Elle a fini par comprendre. Pour ne pas perdre la raison, elle doit s’évader loin, tout au moins en pensée. Ne plus lire ou entendre dans le journal ou ailleurs. Gauche, droite… Impérialisme, fascisme ou communisme… Des mots prononcés maintenant avec l’élégance du son z au lieu du s, mais qui pour elle malgré tout, n’ont aucun charme!

S’évader dans l’écriture. Oui. Inventer des mots. Des mots pleins d’euphorizmes. Mieux encore d’utopirizmes! Tous les jours. Loin. Dans une autre vie, ailleurs, dans une autre maison, un autre monde. Une autre planète.

Dans son cercle parallèle. Si réelle plus que jamais dans sa tête.

Elle ferme un instant les yeux, son souffle est lent, rempli de paix, de plénitude. La flamme odorante semble envahir la pièce. La Muse vient d’arriver, la comblant d’éloquence… «À vos ordres, Calliope!»

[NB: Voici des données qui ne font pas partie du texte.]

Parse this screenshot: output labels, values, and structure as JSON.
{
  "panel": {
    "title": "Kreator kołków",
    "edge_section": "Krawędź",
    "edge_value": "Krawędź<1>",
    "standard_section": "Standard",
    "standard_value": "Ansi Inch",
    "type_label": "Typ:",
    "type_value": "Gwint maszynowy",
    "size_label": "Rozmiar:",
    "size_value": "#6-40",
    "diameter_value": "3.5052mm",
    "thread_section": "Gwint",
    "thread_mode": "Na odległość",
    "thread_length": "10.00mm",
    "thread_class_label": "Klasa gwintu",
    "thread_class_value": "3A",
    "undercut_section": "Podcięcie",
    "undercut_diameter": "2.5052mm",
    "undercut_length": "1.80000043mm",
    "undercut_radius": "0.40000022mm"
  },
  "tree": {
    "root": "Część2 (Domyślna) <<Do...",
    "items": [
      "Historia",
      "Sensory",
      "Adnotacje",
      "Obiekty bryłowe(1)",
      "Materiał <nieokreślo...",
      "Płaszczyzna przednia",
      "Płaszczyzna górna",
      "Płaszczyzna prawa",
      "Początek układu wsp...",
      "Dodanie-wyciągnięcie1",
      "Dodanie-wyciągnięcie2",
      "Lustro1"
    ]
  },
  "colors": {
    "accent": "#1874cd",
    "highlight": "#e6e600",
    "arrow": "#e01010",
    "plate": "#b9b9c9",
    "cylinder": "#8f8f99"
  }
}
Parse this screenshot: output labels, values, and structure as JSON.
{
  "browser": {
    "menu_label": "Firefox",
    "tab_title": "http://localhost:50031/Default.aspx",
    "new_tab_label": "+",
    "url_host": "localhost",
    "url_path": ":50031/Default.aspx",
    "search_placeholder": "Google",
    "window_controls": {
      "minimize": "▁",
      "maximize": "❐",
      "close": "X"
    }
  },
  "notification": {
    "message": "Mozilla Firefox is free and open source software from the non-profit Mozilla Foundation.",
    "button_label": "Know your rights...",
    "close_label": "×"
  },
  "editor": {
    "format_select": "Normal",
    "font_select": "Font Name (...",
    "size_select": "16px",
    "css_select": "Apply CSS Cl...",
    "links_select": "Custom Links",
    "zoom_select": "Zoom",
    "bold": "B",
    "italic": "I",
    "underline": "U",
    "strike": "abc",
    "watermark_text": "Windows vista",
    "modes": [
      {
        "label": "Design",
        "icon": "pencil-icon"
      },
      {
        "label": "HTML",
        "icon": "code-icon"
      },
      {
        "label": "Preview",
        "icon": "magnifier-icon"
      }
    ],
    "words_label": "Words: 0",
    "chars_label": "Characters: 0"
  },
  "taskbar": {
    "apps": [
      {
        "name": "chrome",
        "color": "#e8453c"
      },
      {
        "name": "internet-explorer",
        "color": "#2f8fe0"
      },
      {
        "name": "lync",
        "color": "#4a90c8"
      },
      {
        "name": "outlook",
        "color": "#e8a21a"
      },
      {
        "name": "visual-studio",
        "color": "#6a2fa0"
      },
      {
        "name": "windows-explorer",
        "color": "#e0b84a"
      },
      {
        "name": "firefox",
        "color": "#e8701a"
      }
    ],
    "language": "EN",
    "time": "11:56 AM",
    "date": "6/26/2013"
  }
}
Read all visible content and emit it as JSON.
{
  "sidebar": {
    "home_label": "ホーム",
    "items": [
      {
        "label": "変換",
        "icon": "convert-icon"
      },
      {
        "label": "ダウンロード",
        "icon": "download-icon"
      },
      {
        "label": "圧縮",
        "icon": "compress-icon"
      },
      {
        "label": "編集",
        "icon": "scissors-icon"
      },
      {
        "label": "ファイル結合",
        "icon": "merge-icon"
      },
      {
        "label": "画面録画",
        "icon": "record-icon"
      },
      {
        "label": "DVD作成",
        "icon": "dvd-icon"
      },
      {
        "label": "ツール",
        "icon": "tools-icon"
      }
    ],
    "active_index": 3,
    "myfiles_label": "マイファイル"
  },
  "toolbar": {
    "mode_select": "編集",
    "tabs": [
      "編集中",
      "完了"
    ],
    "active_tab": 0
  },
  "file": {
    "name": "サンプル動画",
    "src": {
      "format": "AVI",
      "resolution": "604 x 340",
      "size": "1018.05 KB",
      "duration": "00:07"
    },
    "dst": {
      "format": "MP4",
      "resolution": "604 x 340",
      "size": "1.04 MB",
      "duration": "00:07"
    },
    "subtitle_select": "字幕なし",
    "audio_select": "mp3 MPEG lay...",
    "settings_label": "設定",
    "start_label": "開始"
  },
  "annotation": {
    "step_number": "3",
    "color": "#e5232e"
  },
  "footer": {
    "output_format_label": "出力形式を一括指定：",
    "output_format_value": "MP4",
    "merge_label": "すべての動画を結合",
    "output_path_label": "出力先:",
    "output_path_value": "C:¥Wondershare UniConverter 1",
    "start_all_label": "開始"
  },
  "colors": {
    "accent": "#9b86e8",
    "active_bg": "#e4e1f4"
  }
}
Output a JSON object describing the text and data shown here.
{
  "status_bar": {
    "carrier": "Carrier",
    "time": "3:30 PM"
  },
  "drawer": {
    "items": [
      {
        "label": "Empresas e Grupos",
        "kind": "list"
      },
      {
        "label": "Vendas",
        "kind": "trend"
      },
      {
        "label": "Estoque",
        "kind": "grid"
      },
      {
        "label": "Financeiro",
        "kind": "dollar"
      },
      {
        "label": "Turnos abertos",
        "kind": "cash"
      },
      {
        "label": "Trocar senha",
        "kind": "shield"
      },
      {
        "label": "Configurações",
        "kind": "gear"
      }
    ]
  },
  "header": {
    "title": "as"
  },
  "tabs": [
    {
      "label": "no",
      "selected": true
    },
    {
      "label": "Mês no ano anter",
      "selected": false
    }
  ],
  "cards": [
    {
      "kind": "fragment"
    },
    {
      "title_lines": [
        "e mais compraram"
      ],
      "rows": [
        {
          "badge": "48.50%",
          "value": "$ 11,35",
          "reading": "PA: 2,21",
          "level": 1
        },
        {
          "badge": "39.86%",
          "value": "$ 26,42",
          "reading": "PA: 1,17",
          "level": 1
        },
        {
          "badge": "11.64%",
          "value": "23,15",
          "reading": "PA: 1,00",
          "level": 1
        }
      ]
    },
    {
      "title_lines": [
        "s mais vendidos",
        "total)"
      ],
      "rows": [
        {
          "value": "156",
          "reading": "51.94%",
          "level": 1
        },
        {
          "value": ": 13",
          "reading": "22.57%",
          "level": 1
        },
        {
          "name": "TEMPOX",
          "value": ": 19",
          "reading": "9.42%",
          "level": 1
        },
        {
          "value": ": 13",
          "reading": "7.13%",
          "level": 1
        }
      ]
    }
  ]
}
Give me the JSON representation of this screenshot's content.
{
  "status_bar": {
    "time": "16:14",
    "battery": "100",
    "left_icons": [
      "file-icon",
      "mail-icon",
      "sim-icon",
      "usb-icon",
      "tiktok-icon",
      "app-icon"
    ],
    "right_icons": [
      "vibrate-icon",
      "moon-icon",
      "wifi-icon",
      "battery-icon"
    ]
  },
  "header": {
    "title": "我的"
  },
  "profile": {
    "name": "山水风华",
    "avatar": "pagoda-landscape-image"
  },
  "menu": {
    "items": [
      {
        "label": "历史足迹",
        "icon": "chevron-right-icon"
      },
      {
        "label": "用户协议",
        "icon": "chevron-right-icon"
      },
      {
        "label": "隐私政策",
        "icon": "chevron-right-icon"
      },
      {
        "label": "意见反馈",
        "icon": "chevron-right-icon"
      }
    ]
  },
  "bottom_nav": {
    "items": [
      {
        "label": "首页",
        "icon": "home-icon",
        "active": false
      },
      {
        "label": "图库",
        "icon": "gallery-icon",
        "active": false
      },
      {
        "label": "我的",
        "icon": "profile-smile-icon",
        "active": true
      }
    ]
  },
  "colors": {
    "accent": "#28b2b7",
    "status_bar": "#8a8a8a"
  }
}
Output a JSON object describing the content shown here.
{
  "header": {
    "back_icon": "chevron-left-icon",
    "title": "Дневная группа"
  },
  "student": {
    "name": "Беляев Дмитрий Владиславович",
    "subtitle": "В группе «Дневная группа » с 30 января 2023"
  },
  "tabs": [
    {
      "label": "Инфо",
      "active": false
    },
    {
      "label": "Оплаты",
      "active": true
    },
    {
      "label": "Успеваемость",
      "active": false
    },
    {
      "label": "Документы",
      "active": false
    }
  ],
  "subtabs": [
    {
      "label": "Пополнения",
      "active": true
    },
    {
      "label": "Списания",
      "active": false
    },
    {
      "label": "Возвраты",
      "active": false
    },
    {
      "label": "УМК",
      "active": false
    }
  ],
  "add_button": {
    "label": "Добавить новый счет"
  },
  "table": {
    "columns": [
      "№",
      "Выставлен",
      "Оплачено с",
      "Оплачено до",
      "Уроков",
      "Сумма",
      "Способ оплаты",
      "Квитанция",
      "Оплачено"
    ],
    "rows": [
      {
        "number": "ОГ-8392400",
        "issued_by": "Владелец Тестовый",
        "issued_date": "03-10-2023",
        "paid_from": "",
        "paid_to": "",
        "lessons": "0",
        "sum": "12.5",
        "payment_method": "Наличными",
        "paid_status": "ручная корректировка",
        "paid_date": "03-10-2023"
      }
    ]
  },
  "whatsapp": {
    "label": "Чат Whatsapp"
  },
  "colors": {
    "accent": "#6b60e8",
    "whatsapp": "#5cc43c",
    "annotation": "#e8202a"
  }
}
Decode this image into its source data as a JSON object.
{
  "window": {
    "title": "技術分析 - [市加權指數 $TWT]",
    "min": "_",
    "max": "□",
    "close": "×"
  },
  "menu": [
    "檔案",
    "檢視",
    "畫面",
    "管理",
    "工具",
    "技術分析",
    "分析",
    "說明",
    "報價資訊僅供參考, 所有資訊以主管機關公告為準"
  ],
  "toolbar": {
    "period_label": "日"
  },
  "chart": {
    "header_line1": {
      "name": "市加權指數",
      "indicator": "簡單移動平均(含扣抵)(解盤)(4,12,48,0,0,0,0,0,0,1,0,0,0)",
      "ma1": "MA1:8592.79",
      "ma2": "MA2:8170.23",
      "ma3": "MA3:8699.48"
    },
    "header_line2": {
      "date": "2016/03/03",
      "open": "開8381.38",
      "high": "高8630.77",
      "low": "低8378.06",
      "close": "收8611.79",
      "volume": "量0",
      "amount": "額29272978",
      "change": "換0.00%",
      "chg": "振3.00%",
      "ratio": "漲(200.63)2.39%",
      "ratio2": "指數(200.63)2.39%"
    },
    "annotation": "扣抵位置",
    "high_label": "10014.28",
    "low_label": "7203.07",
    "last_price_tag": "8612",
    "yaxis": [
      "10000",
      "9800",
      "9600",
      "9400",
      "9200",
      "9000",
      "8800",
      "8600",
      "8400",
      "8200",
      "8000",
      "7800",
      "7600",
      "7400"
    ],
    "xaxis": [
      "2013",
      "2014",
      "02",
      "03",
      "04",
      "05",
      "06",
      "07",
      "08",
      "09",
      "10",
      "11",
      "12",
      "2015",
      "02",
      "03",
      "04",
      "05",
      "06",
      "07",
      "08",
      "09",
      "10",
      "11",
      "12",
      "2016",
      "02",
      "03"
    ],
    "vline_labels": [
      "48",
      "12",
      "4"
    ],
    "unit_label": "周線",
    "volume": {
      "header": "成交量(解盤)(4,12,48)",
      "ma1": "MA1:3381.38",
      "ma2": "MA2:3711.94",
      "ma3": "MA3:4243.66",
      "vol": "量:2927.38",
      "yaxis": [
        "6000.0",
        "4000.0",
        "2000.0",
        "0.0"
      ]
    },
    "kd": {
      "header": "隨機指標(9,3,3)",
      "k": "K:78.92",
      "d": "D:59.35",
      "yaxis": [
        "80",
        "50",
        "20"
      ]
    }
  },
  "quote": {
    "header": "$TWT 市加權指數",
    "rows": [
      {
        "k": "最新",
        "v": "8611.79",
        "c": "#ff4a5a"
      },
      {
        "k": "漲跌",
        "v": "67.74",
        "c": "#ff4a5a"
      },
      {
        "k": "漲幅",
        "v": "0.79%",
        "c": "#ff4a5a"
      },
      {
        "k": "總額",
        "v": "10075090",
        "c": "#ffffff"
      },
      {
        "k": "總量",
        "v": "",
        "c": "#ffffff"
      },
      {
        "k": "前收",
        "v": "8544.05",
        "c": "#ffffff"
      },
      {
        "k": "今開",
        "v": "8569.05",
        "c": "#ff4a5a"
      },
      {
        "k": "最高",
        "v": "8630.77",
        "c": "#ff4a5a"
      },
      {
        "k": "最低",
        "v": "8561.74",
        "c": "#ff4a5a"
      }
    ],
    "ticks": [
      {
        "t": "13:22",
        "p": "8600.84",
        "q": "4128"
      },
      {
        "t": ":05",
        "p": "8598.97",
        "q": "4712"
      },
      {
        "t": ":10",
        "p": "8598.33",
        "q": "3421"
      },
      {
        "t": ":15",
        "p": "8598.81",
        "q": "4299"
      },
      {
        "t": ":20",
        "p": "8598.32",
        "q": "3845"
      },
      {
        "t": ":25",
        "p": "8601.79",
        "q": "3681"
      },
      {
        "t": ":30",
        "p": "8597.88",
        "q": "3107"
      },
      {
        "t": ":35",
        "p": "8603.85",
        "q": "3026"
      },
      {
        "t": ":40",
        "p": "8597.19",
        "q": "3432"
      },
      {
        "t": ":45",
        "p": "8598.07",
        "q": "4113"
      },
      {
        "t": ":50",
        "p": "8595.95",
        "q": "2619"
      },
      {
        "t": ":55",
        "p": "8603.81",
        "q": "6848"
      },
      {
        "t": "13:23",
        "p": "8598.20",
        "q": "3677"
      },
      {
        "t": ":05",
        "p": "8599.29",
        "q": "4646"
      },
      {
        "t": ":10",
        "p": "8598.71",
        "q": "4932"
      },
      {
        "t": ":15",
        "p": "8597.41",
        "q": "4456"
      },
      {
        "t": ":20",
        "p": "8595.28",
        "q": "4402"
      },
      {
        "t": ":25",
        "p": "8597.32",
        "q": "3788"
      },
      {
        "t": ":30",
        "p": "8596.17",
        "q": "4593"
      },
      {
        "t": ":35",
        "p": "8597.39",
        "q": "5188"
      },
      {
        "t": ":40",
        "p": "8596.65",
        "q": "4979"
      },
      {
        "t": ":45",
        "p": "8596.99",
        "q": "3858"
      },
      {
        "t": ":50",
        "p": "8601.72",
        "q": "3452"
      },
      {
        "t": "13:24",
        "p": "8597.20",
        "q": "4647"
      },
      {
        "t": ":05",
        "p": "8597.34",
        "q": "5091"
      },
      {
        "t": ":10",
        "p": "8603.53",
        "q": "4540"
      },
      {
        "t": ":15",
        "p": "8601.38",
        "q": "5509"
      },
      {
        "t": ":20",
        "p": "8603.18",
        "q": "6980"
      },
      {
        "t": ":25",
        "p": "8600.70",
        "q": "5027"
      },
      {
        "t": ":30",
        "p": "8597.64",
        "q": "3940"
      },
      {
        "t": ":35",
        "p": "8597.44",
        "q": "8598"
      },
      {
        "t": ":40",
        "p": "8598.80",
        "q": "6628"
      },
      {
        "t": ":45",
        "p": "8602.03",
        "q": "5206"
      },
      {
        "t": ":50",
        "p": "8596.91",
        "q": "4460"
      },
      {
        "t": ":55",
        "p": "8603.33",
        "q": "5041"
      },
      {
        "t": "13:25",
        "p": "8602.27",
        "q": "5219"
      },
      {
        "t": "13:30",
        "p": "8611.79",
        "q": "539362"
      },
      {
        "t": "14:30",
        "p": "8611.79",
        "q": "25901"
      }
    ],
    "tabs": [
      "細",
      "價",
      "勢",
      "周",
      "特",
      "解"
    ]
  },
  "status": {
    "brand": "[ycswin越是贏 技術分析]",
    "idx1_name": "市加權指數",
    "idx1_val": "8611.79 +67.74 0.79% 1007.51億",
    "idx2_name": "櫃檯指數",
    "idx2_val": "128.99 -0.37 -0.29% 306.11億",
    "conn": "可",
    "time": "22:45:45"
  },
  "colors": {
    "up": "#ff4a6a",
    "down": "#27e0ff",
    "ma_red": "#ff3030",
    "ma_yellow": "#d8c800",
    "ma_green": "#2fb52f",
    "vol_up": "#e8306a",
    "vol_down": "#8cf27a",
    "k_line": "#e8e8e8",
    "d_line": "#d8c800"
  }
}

Le papier recyclé ce matin est encore de couleur sombre. D’un bleu nocturne. Sur la planche de bois délavée, elle regarde inlassablement les doigts de son homme bouger. «Qu’il est beau ce matin!» Le pinceau glisse d’un trait sûr. Minutieux. Comme lorsque le friselis de ses doigts le long de sa nuque, son échine, la font parfois hurler de désir. Intérieurement… Dans son vertige, elle le regarde encore, il est là. Plus besoin de réfléchir sur la restitution ou mondialisation. Alors sans retouche l’homme ajoute sur le papier sombre une boule flamme qui pourrait ressembler au soleil glissant sur les vagues. Il lui sourit, les notes du piano vont s’arrêter. Elle peut maintenant revenir à sa réalité. Le pinceau glisse et glisse une fois de plus sur le papier. Dans le brouillard, la flamme dans son fantasme est encore plus brillante ce matin. Je t’aime lui semble-t-il lire sur les lèvres de l’homme. Elle peut enfin le laisser terminer son tableau.

Une œuvre simple, comme toutes les autres. Tout comme sa vie à elle, parallèle. Colorée, réussie.